Under the remarkable outcome of federated learning for various applications globe-wide, some of the critical challenges remain unsolved.
Privacy protection:
Methods of federated learning evolve to provide privacy prevention of original data and discover protecting private data leakage while model transition remains unresolved.
Communication cost:
Communication efficiency is the major contribution of federated learning; communication efficiency for large devices is needed to improve.
Systems heterogeneity:
Heterogeneous data, hardware, and networks are required to be addressed, owing to the increase of system implementing devices.
Unreliable model upload:
Unreliable and unstable network models must be updated properly in federated learning-based network models to avoid unexpected errors.
Even though the challenges faced by the federated learning are discussed in this above section, several future research directions in federated learning are still to be investigated, and some of them are briefly listed below:
New models of asynchrony:
Novel device-centric communication models ahead synchronous and asynchronous training need to be discovered for better-distributed network optimization.
Heterogeneity diagnostics:
Most recent works develop federated learning methods for resolving statistical heterogeneity. Techniques to identify both system and statistical heterogeneity are entailing to be evolved.
Coarseprivacy constraints:
Although privacy is the main contribution of federated learning, more granular level privacy restrictions need to invent for sample or device-specific privacy protection.
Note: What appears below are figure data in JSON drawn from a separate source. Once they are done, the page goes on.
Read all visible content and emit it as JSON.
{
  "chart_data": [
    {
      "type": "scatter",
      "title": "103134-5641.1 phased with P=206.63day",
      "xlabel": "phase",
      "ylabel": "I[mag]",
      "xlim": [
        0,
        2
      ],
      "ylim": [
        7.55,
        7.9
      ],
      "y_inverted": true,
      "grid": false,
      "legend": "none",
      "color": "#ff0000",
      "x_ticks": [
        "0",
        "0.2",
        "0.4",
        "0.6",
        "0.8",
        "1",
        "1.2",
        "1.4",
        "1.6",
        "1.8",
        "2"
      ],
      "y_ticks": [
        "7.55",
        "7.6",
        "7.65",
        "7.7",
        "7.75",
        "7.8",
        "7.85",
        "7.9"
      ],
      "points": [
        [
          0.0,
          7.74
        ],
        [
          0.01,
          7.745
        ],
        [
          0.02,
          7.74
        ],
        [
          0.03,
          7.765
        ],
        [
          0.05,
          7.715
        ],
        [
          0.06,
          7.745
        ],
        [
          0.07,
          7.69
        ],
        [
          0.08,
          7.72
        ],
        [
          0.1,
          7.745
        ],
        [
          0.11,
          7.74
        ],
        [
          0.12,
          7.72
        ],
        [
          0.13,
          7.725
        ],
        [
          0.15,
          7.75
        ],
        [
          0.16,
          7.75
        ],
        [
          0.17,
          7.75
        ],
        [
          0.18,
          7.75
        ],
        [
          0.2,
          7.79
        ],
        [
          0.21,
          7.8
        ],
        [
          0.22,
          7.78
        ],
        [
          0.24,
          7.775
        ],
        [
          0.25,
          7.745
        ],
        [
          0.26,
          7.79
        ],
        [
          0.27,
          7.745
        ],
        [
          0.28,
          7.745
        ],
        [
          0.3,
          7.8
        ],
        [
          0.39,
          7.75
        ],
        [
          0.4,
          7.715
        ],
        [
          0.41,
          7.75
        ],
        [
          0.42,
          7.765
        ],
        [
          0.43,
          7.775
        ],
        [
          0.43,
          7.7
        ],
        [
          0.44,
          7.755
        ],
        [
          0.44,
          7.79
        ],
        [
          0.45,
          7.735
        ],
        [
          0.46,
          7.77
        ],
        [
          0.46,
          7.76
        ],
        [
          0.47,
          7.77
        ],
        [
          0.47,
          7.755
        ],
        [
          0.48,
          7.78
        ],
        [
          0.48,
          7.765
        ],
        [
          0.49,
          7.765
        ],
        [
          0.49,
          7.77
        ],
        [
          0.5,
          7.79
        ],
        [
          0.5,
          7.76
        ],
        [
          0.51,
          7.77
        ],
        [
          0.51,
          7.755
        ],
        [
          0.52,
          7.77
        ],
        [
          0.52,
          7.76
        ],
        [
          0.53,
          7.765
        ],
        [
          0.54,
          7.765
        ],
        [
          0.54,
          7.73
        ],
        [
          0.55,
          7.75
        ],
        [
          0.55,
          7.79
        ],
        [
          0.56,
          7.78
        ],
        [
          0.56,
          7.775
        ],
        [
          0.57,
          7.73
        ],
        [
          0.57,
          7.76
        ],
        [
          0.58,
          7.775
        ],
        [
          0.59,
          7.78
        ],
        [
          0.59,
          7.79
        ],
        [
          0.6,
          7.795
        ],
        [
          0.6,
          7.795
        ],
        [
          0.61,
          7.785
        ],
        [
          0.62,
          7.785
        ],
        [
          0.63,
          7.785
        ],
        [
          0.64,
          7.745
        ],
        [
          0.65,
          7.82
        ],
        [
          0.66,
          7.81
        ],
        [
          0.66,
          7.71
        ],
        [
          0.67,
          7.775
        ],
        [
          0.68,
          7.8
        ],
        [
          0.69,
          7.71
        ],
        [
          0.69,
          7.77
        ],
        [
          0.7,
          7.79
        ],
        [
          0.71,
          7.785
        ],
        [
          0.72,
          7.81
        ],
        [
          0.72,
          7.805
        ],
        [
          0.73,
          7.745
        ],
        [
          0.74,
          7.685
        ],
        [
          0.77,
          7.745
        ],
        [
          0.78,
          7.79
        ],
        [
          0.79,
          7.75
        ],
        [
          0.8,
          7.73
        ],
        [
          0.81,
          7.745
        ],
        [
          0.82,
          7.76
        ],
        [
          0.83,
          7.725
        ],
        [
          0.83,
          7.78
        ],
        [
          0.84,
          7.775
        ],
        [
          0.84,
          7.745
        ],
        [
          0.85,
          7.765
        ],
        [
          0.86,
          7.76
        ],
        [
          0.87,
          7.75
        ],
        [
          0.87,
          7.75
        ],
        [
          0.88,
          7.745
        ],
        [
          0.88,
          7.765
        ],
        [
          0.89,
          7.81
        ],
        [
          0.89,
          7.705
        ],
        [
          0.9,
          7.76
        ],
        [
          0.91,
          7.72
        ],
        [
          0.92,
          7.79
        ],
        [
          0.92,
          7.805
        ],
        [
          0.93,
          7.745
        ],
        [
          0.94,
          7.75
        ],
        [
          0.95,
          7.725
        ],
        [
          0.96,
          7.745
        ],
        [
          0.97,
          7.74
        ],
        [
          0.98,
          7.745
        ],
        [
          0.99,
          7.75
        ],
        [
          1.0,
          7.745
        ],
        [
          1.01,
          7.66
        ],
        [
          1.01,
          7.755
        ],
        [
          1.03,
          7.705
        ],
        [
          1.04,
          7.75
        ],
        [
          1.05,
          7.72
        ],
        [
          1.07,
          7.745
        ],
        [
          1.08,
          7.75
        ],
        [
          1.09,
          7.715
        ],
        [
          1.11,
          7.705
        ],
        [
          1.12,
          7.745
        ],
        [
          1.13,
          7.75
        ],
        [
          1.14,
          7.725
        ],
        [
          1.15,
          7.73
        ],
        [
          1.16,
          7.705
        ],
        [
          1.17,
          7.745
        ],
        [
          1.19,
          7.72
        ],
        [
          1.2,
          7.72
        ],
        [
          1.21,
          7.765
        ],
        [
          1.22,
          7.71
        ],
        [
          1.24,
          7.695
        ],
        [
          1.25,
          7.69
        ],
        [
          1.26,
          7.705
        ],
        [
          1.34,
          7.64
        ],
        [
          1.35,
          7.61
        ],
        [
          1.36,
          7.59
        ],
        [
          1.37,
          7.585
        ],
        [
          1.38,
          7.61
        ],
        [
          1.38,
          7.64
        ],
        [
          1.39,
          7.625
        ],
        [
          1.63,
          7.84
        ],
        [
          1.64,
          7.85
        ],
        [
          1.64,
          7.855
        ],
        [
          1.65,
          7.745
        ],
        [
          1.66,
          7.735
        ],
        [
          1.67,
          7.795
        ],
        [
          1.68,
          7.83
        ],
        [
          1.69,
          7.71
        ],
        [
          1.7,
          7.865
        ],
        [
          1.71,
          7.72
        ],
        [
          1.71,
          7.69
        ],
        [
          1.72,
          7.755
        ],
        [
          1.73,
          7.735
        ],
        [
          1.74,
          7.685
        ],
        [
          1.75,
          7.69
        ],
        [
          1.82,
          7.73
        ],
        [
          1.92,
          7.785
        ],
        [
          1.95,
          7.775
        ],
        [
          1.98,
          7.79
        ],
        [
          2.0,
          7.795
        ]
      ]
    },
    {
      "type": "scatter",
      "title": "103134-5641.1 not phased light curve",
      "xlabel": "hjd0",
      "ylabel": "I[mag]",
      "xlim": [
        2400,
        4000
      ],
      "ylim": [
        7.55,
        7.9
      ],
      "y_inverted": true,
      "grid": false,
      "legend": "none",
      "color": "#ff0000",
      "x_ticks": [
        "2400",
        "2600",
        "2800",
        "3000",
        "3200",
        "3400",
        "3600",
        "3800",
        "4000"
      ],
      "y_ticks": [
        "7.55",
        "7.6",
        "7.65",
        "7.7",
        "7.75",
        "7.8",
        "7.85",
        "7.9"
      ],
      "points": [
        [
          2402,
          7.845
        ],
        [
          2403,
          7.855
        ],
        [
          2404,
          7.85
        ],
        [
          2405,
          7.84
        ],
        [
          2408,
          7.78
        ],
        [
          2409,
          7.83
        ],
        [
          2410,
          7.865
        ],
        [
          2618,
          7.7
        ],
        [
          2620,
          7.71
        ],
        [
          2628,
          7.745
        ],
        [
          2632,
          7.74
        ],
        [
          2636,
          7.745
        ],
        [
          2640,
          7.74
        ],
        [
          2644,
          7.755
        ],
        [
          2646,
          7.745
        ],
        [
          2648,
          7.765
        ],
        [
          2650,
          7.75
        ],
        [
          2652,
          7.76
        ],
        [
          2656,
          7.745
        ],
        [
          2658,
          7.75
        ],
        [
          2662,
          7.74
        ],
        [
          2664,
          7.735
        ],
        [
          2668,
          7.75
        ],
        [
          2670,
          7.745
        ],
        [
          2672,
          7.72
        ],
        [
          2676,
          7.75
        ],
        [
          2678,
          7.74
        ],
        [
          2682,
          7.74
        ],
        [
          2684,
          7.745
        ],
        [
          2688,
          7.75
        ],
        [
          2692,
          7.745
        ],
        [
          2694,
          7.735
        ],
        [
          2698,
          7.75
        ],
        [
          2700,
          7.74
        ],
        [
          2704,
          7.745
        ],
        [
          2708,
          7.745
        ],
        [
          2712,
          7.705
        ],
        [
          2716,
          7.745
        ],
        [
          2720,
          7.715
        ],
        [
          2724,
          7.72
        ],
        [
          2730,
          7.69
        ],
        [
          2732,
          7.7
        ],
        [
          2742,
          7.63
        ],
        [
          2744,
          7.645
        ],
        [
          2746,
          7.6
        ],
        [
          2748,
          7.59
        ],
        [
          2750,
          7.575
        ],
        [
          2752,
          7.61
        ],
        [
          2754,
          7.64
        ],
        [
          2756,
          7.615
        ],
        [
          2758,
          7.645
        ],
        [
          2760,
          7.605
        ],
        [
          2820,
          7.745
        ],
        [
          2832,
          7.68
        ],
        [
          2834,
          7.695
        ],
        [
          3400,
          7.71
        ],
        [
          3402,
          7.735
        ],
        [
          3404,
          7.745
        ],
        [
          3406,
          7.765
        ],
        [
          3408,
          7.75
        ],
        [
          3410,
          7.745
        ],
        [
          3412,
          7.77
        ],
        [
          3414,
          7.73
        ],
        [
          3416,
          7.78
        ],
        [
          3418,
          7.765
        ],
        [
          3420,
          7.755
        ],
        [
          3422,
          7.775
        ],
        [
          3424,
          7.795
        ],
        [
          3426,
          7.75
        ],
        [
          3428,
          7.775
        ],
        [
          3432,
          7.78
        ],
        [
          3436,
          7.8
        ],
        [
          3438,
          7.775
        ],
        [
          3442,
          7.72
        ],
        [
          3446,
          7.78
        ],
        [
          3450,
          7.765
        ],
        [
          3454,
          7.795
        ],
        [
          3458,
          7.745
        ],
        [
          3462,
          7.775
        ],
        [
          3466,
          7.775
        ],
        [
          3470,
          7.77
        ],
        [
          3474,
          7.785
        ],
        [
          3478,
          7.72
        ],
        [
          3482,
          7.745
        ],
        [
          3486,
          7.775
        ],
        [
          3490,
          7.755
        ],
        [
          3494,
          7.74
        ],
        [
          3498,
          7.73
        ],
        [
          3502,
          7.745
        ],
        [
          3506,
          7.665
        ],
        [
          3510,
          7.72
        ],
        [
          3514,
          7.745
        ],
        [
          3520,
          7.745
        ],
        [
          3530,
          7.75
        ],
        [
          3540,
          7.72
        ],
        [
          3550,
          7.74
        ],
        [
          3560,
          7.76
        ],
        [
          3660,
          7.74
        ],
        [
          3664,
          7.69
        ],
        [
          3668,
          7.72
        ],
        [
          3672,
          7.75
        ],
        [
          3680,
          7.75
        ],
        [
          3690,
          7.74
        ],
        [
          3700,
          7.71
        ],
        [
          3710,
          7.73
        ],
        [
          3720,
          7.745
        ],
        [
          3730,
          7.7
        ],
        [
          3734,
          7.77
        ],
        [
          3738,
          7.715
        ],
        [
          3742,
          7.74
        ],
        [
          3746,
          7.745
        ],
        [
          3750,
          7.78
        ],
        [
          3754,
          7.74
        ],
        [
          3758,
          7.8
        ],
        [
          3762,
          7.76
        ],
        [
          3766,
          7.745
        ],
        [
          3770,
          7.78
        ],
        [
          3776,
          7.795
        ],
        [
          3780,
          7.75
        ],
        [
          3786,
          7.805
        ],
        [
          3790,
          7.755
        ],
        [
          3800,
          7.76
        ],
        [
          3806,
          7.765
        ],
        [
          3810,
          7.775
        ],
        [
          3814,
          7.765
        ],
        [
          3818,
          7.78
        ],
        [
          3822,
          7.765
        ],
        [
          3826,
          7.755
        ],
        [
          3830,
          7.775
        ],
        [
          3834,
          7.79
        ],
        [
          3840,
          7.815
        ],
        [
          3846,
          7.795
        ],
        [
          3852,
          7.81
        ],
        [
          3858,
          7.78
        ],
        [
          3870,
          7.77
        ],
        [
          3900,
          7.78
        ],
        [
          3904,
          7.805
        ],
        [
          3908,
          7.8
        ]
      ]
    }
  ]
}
Federated learning in manufacturing:
New methods to tackle the practical issues of federated learning in production are concept drift, diurnal variations, and cold start problems.
Multi-center federated learning:
Focusing on multi-center federated learning to tackle heterogeneous challenges in federated learning is a promising direction in future works.
Dependableclient selection:
The implementation of reliable client selection to assure the reliability of federated learning and regarded as an extensive research direction in the future.